For the next few moments, we smoked in silence, save for the chirping of a few birds and the rustling of the wind in the trees. Then Holmes turned to me and said, "You're right, Watson. I am in the mood to speak freely this evening. You have other questions, don't you?"
"Yes, I suppose I do," I replied.
"Ask me one," he said.
"All right," I replied, "Thus far, you have concentrated on the hypotheses you find most plausible. To me, the lines of thought you have suggested all seem quite probable. But I can't help wondering about some of your least probable hypotheses."
"Ah, yes, Watson," said Holmes. "What Inspector Lestrade would call my 'wild theories.' Would you like to hear about my wildest theory?"
"Yes, of course," I answered.
"First," he said, "we must acknowledge an implicit contradiction in the published reports. It's been reported that the body of Gareth Williams was unmarked save for small bruises at both elbows. But it has also been reported that his body was 'in an advanced state of decomposition.' We have no way of knowing which is true, if either, but we can say with confidence that if the body was badly decomposed, no small bruises would be visible.

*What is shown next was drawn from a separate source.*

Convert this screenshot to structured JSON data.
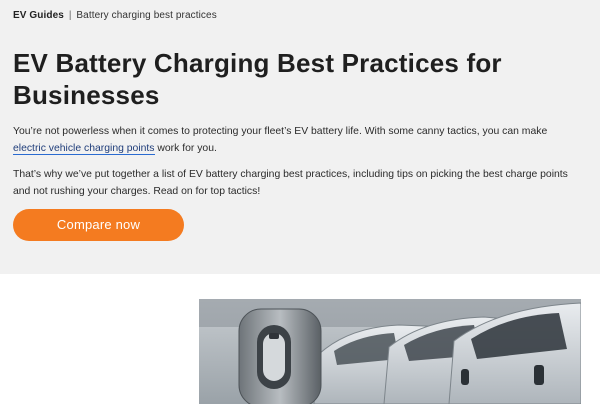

"Many reports support the decomposition story, some indirectly. One of them, published by the Sun, quoted coroner's officer Kim Bedwell, who told the very short inquest session held September first, 'I'm satisfied that the deceased is Gareth Wyn Williams... Identification was confirmed by comparison of the deceased with a recent photograph that was supplied by the next of kin.'
"If Kim Bedwell told the truth and was quoted correctly, it's entirely possible none of the family have ever seen the body. And if that is the case, then it is entirely possible Gareth Williams is still alive!"
"You don't mean it?" I gasped.
"I do!" he replied. "You asked for a wild theory. This is the wildest theory I can give you."
I whistled softly.
"Next in line," Holmes continued, "would be the wild theory that says Gareth Williams is dead but the body found in his flat belonged to someone else."
"Do you think that's possible, too?" I asked.
"If no family member has seen the body," he replied, "then virtually anything is possible."
"Wouldn't switching the body be too risky?" I asked.
"Compared to what?" asked Holmes. "Leaving the body of an MI6 man in an MI6 'safe house?' There is no possible interpretation which does not require outrageous audacity on behalf of the killers. Have you any other objection to my wild theory?"
"What would be the point?" I asked.
"Suppose the killers wanted to make sure they would never be betrayed by the forensic evidence available from the body. What better way could they achieve this than by leaving behind another body altogether? Perhaps the body that was found in the flat was in a remarkably advanced state of decomposition because its owner died long before Gareth Williams was last seen alive."
"And if that is the case," I said, "then we may be investigating a more monstrous crime than we ever suspected!"
"Don't get carried away," cautioned my friend. "It's only a wild theory!"